Liegestütze auf der Balustrade „Borg/McEnroe – Duell zweier Gladiatoren“: Starkes Drama

Bevor der Tennissport mit Boris Becker und Steffi Graf in deutsche Dimensionen knallte, hingen Liebhaber des kleinen, damals noch weißen Filzballs gebannt an Duellen der in insgesamt 22 Spielen gegeneinander angetretenen Rivalen Björn Borg und John McEnroe. Die schwedisch-dänisch-finnische Koproduktion „Borg/McEnroe – Duell zweier Giganten“ konzentriert sich auf das legendäre, von vielen als spannendstes Tennis-Match aller Zeiten gewertete Wimbledon-Finale von 1980.

Von Hans Gerhold
Am Netz tauchte Björn Borg (hier Sverrir Gudnasson, l.) nur auf, um Glückwünsche für den Sieg entgegenzunehmen. Aber John McEnroe (Shia LaBoeuf), der Mann mit den grandiosen Netz-Angriffen, hatte etwas dagegen.
Am Netz tauchte Björn Borg (hier Sverrir Gudnasson, l.) nur auf, um Glückwünsche für den Sieg entgegenzunehmen. Aber John McEnroe (Shia LaBoeuf), der Mann mit den grandiosen Netz-Angriffen, hatte etwas dagegen.

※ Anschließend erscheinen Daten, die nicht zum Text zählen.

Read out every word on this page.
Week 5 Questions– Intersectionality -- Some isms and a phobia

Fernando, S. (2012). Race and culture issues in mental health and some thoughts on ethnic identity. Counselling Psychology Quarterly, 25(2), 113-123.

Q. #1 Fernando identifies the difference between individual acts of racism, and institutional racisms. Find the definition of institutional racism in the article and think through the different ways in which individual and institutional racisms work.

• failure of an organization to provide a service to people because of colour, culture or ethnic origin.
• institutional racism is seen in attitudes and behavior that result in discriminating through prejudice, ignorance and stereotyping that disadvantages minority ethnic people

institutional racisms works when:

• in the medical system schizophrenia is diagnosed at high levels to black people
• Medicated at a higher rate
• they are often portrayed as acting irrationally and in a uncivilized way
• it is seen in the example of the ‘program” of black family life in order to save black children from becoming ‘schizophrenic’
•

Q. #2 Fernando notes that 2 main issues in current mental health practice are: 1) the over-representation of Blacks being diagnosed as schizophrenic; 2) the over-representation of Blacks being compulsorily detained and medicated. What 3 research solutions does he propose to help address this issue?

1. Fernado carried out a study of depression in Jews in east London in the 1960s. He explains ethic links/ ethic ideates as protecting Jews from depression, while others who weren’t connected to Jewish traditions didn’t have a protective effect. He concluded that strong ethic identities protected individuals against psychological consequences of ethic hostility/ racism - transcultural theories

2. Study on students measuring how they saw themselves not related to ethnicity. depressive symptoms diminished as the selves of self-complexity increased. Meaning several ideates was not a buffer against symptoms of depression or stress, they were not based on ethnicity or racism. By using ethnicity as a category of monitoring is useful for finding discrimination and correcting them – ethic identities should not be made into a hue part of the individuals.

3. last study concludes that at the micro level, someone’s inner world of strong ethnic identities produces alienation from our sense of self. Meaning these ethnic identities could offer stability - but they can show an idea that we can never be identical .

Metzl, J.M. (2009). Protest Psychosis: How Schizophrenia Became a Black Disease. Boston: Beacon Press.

Foto: Universum

Das nachgestellte, schnitttechnisch und in den Kameraperspektiven höchst kreative Match steht am Ende des Sportfilms, der als Psychogramm zweier unterschiedlicher Spieler unter extremem Leistungsdruck und Erfolgszwang funktioniert. Der Schwede (stark und Borg unglaublich ähnlich: Sverrir Gudnasson), als „Ice-Borg“ eine mimisch schier unbewegliche Tennismaschine, trifft auf den Amerikaner (mit nervöser Ungeduld: Shia LaBoeuf), der als „SuperBrat“ Schiedsrichter mit „Das darf doch nicht wahr sein“ anpöbelt, Balljungen bewirft und den Gegner psychisch terrorisiert. Freunde sollen sie dennoch gewesen sein.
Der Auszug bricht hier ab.